Автобус довез до Царскосельского гостиного двора. По улице Московской вышли к Александровскому парку. Неелов так соединил Екатерининский (нижний) и Александровский (верхний) парки, что центральные их аллеи, проскочив прямо по центру зеркального зала главного дворца, составили ось, пронизывающую весь дворцово-парковый комплекс. В Александровский парк не пошли - И. захотелось подойти к воротам, что поставил в ограде нижнего парка архитектор Стасов. Ворота серые, небольшие, но фундаментальные, основательные. В честь победы в Отечественной войне 1812 года. На воротах надпись: «Любезным моим сослуживцам». До «любезных сослуживцев» не дошли. Миновав распахнутый вход в парк, возле самого дворца, спустились ниже. Ворота в готическом стиле. Вошли в парк недалеко от дворца Эрмитаж. Красные дорожки. Черные деревья. Кусты подстрижены ровно и, в какую сторону ни глянь, перспектива четкая, прозрачная. Парк пуст. От этого хорошо и просто.
Вот все клянутся в любви к родному языку. Но, в языке, как и в жизни, на девяносто процентов - рабочий материал. Крупицы прекрасного в любом языке, как маленькие золотинки в горах песка, щебня, грязи, грубого камня. Колорит языку придает контраст грубого и драгоценного. Чем этот провал глубже - тем примитивней язык. Каждый человек говорит на многих языках. И здесь не только письменность, как наиболее жесткая цепь, что держит человека в темнице определенности. Каждый день человек с другими говорит на несколько ином языке, чем был накануне. Природа заставляет человеческие мысли, сердца трепетать каждое мгновение по-иному. Эта связь и есть способ общения живого с великим. В моем сегодняшнем общении с небом и деревьями особенность происходит от пустоты парковых перспектив (как у художника Добужинского), черных деревьев и кустов, что раскалывают своими ветвями-трещинами насупленные небеса, и от бредущей рядом, умиротворенной И.

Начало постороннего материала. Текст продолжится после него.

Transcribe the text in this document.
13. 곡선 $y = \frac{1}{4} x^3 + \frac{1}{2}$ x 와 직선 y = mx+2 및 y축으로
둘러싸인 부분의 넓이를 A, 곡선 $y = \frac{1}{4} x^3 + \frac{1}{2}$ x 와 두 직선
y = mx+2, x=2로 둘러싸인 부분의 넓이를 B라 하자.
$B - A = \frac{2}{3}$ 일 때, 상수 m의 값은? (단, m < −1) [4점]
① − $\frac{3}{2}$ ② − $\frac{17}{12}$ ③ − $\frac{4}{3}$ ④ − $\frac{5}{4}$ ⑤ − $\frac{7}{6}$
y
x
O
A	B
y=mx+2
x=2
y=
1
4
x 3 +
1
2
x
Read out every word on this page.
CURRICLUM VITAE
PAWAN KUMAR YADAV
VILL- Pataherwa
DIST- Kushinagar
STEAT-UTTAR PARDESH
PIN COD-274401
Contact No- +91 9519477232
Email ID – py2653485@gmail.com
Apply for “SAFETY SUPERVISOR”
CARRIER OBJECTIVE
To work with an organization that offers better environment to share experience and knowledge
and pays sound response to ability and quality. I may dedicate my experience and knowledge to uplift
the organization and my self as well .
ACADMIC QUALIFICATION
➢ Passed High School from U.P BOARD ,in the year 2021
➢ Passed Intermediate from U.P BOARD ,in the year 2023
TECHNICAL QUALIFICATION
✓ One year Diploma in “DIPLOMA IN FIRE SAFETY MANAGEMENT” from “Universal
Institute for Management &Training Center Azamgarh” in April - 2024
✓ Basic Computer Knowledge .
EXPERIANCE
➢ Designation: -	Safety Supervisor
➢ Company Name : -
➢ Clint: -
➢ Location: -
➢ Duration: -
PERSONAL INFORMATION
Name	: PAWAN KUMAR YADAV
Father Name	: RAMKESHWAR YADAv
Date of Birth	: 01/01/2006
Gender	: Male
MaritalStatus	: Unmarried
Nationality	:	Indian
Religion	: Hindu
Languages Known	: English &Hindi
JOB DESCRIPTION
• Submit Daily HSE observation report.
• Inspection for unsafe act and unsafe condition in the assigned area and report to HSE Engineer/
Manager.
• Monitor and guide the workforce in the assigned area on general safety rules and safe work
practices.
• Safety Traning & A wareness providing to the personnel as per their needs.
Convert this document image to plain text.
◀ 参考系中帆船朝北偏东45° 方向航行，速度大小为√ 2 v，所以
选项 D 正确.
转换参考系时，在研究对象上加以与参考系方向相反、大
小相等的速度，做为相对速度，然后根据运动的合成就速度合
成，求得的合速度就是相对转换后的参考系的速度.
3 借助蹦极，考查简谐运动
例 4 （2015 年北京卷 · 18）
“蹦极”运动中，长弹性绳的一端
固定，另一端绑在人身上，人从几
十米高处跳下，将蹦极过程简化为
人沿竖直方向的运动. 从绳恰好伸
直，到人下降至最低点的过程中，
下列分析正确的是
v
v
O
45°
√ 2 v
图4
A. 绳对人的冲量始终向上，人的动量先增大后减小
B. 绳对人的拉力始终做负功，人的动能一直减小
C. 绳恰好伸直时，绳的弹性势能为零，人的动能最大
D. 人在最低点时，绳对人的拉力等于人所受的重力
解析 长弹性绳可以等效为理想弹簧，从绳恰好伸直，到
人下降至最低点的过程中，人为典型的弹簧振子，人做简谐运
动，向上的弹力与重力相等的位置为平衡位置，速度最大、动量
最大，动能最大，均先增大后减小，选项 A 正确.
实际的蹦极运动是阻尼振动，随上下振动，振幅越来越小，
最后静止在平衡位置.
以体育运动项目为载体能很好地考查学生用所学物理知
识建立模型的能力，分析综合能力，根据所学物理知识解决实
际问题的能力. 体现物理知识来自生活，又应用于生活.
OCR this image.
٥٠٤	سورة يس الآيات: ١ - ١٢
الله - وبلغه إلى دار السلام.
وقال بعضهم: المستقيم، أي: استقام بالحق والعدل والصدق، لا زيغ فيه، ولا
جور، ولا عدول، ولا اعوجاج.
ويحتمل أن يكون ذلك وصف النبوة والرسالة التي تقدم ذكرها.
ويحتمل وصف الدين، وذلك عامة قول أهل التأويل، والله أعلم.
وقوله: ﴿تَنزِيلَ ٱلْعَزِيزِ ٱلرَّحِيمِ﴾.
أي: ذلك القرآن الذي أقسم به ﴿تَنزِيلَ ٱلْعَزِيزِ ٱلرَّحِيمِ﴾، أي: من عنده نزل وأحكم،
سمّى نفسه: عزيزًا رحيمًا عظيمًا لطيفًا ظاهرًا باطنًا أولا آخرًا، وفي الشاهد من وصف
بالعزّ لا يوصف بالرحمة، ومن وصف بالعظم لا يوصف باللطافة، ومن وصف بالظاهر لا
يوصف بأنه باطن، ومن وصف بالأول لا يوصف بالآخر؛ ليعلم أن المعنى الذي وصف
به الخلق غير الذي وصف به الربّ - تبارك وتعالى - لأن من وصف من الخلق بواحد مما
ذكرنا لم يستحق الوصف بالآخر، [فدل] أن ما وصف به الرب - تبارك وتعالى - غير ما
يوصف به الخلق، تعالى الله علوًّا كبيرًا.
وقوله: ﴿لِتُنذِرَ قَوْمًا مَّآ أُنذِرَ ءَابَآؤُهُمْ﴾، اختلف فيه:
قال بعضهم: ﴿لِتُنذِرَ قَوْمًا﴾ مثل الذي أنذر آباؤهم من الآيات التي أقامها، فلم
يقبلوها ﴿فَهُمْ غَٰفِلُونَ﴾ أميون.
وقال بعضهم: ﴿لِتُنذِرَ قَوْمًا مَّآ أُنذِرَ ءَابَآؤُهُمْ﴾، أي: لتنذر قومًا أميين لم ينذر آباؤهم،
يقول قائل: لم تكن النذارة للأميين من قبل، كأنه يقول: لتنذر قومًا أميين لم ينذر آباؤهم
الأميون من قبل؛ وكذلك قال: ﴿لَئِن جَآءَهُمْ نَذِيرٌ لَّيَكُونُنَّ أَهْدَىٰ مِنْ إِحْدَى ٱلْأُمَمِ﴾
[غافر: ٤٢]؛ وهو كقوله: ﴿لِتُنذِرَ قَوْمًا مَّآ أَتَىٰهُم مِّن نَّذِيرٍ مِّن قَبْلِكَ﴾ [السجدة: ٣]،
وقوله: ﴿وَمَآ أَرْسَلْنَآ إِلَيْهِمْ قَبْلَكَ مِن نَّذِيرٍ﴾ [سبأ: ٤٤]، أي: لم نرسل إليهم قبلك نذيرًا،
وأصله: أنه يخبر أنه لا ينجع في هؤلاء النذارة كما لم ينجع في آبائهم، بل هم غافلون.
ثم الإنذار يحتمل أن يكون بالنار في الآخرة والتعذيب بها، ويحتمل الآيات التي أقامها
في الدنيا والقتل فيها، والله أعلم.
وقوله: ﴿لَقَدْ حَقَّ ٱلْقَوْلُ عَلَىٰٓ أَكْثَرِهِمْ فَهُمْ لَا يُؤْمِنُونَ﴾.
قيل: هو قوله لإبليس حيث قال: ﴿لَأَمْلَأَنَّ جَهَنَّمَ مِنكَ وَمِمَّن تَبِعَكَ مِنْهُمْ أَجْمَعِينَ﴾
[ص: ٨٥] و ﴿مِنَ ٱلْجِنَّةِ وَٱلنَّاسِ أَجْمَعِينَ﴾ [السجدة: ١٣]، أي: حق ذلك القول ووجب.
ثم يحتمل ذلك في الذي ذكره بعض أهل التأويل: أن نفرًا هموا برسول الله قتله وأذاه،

Обойдя Эрмитаж, поднимаемся к темным зеркалам прудов, по краям которых желтеют раннеклассические помещения нееловских купален. Пробираемся вдоль суровых мужиков, поддерживающих колонны, украшающие фасад дворца. Перед нами нагромождение Камероновой галереи, Агатовых палат, что врезаются в барочное кипение растреллиевской декорации. Проходим сквозь арку и оказываемся у мощного пандуса, что сложил из огромных грубых валунов Чарльз Камерон. И. любит замковые камни арок пандуса. Каждый камень украшен барельефом, представляющим собой лохматую голову грозного мужика-маскарона. И. позирует для снимка, опираясь на эти страшные головы. Пандус «выкатывается» в широкую аллею, обрамленную высокими деревьями. По аллее - до лестницы. По ней - к обширному Царскосельскому пруду. Напротив, за серым зеркалом вод, Чесменская колонна архитектора Ринальди. Аллея плавно огибает озеро. Вот «Девушка с разбитым кувшином», которую так любил Пушкин. Скульптор Соколов девушку сделал простую и милую. Распахивается лестница на Камеронову галерею. И, если Соколовская девушка прикрыта деревянным коробом, то Геркулес и Флора, по бокам лестницы, предстают во всей красе. Забираюсь к Геркулесу, машу сверху руками. Обняв Геркулесовы ноги, долго озираю озеро, концертный зал Кваренги, павильон «Грот» Растрелли. Наконец-то отреставрирована Турецкая баня Монигетти - розовая, с золотом.
Вечереет. Далеко-далеко сгущаются тучи. Они спрессовывают в себе все тени блеклого неба. Темени на небе еле хватает на эти далекие тучи. Белесая овчинка серого денька разрывается. Открывается ярко-синее, какое-то купоросное небо. И вот, словно кровь, разливается по голубой расщелине темно-вишневый закат, зависает над золотой крышей Турецкой бани. И. снизу кричит об удивительном заходе солнца. И парк, и бордовый закат потрясают. Не в силах сдержаться, ору в пустоту наливающегося чернотой парка: «Эге-гей!» Кажется, Геркулесу не нравятся мои вопли. Вроде, он недовольно дернул твердой ногой, в которую я вцепился левой рукой. Быстро слезаю на землю. Уходим по аллее в сторону Палладиева мостика Неелова.